Mr Johnson, appearing in Downing Street, said he was willing to bring forward further measures, such as restricting travel, to suppress the peak of the epidemic in the near future.

“We live in a land of liberty, it’s one of the great features of our lives that we don’t tend to impose those sorts of restrictions on people in this country, but I have to tell you we will rule nothing out,” he said.

He added: “We will certainly wish to consider bringing forward further and faster measures where that is necessary to suppress the peak of the epidemic, to protect our NHS, to minimise casualties and to minimise suffering, that is our objective.”

It comes as UK deaths reached 104 after the NHS said a further 32 people had died in England.

Confirmed cases in the UK rose to 2,626 on Wednesday, from 1,950 on Tuesday. There have been 56,221 tests carried out in the UK for Covid-19, of which 53,595 were confirmed negative.

Mr Johnson said a “game-changer” test to determine whether an individual has developed antibodies to tackle the coronavirus is “coming down the track”.

The government’s chief scientific adviser Sir Patrick Vallance said: “That’s progressing very fast, Public Health England are looking at this today.

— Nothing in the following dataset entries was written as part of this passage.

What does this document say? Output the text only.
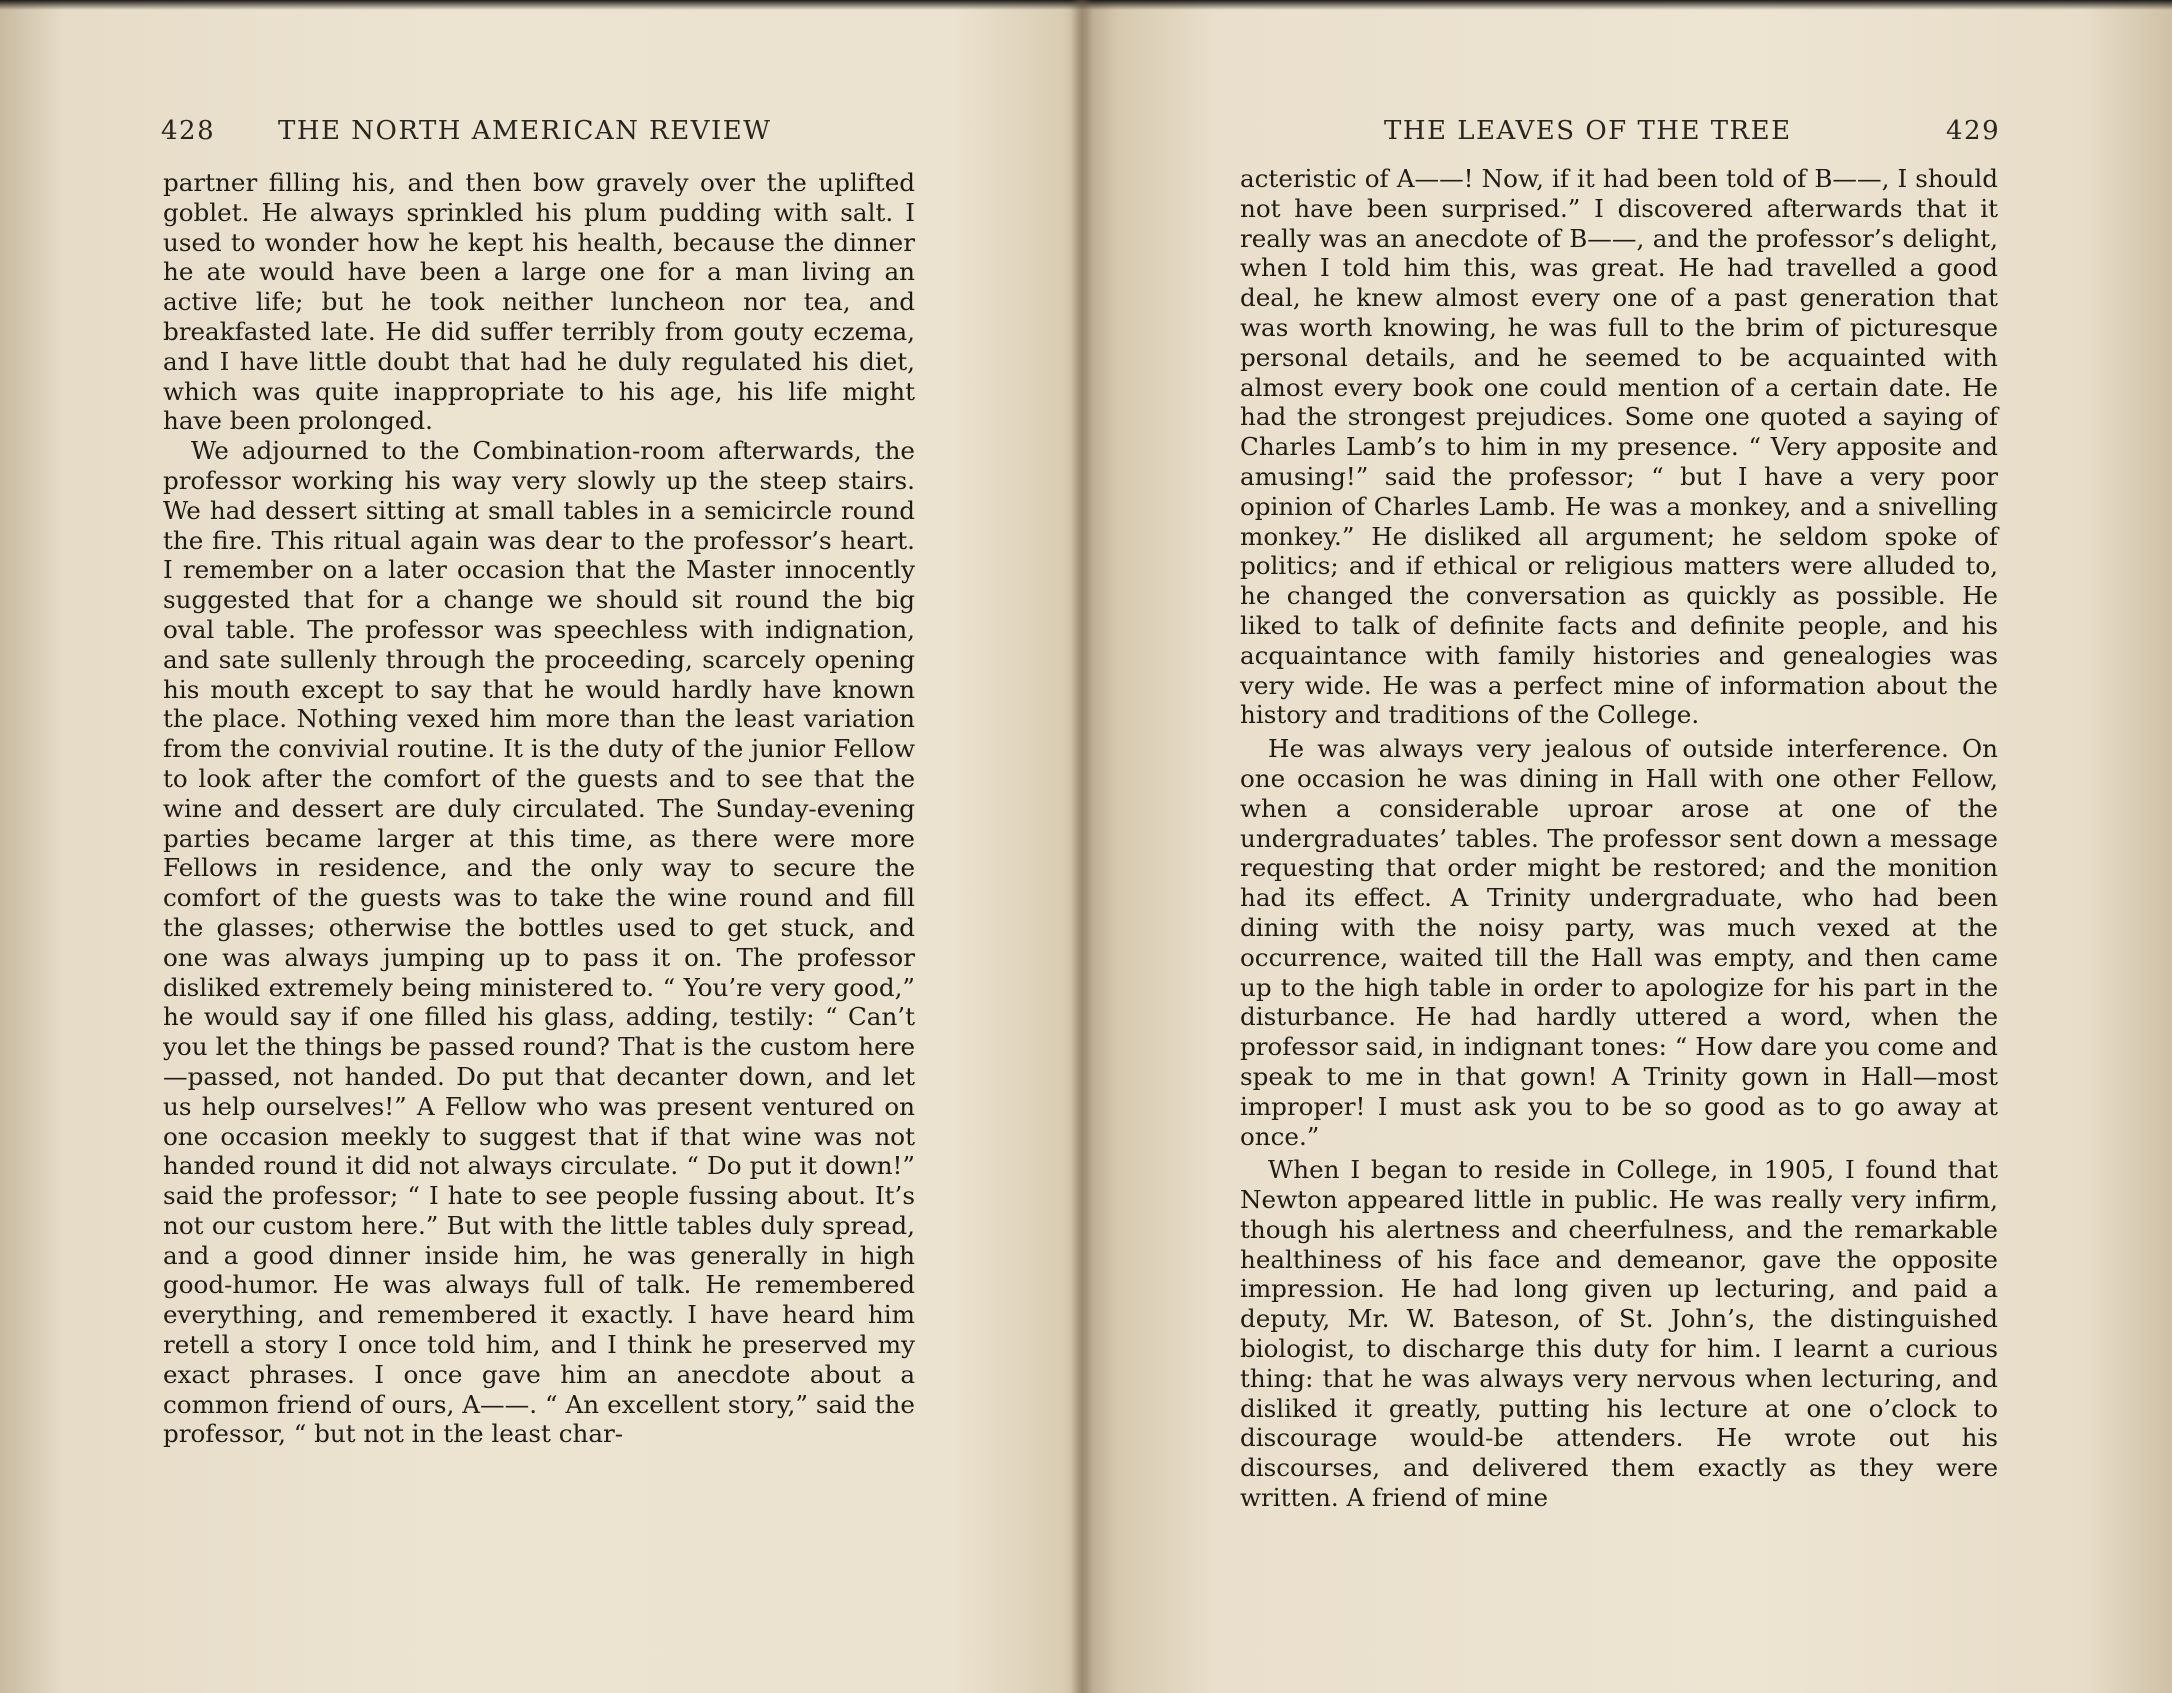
428 THE NORTH AMERICAN REVIEW

partner filling his, and then bow gravely over the uplifted goblet. He always sprinkled his plum pudding with salt. I used to wonder how he kept his health, because the dinner he ate would have been a large one for a man living an active life; but he took neither luncheon nor tea, and breakfasted late. He did suffer terribly from gouty eczema, and I have little doubt that had he duly regulated his diet, which was quite inappropriate to his age, his life might have been prolonged.

We adjourned to the Combination-room afterwards, the professor working his way very slowly up the steep stairs. We had dessert sitting at small tables in a semicircle round the fire. This ritual again was dear to the professor’s heart. I remember on a later occasion that the Master innocently suggested that for a change we should sit round the big oval table. The professor was speechless with indignation, and sate sullenly through the proceeding, scarcely opening his mouth except to say that he would hardly have known the place. Nothing vexed him more than the least variation from the convivial routine. It is the duty of the junior Fellow to look after the comfort of the guests and to see that the wine and dessert are duly circulated. The Sunday-evening parties became larger at this time, as there were more Fellows in residence, and the only way to secure the comfort of the guests was to take the wine round and fill the glasses; otherwise the bottles used to get stuck, and one was always jumping up to pass it on. The professor disliked extremely being ministered to. “ You’re very good,” he would say if one filled his glass, adding, testily: “ Can’t you let the things be passed round? That is the custom here—passed, not handed. Do put that decanter down, and let us help ourselves!” A Fellow who was present ventured on one occasion meekly to suggest that if that wine was not handed round it did not always circulate. “ Do put it down!” said the professor; “ I hate to see people fussing about. It’s not our custom here.” But with the little tables duly spread, and a good dinner inside him, he was generally in high good-humor. He was always full of talk. He remembered everything, and remembered it exactly. I have heard him retell a story I once told him, and I think he preserved my exact phrases. I once gave him an anecdote about a common friend of ours, A——. “ An excellent story,” said the professor, “ but not in the least char-

THE LEAVES OF THE TREE	429

acteristic of A——! Now, if it had been told of B——, I should not have been surprised.” I discovered afterwards that it really was an anecdote of B——, and the professor’s delight, when I told him this, was great. He had travelled a good deal, he knew almost every one of a past generation that was worth knowing, he was full to the brim of picturesque personal details, and he seemed to be acquainted with almost every book one could mention of a certain date. He had the strongest prejudices. Some one quoted a saying of Charles Lamb’s to him in my presence. “ Very apposite and amusing!” said the professor; “ but I have a very poor opinion of Charles Lamb. He was a monkey, and a snivelling monkey.” He disliked all argument; he seldom spoke of politics; and if ethical or religious matters were alluded to, he changed the conversation as quickly as possible. He liked to talk of definite facts and definite people, and his acquaintance with family histories and genealogies was very wide. He was a perfect mine of information about the history and traditions of the College.

He was always very jealous of outside interference. On one occasion he was dining in Hall with one other Fellow, when a considerable uproar arose at one of the undergraduates’ tables. The professor sent down a message requesting that order might be restored; and the monition had its effect. A Trinity undergraduate, who had been dining with the noisy party, was much vexed at the occurrence, waited till the Hall was empty, and then came up to the high table in order to apologize for his part in the disturbance. He had hardly uttered a word, when the professor said, in indignant tones: “ How dare you come and speak to me in that gown! A Trinity gown in Hall—most improper! I must ask you to be so good as to go away at once.”

When I began to reside in College, in 1905, I found that Newton appeared little in public. He was really very infirm, though his alertness and cheerfulness, and the remarkable healthiness of his face and demeanor, gave the opposite impression. He had long given up lecturing, and paid a deputy, Mr. W. Bateson, of St. John’s, the distinguished biologist, to discharge this duty for him. I learnt a curious thing: that he was always very nervous when lecturing, and disliked it greatly, putting his lecture at one o’clock to discourage would-be attenders. He wrote out his discourses, and delivered them exactly as they were written. A friend of mine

They’ve got a test in house they’ve got going and we’re looking at ways at getting the much more widespread version out.

“Going forward it’s going to be critically important to be able to monitor this disease well because only by being able to monitor it can we start relaxing measures again.”

The prime minister added: “The great thing about having a test to see whether you’ve had it enough is suddenly a green light goes on above your head and you can go back to work in the safe and confident in the knowledge that you are most unlikely to get it again.

“So for an economic point of view, from a social point of view, it really could be a game-changer.

“You can really see the potential of that advance, which, as I say, is coming down the track.”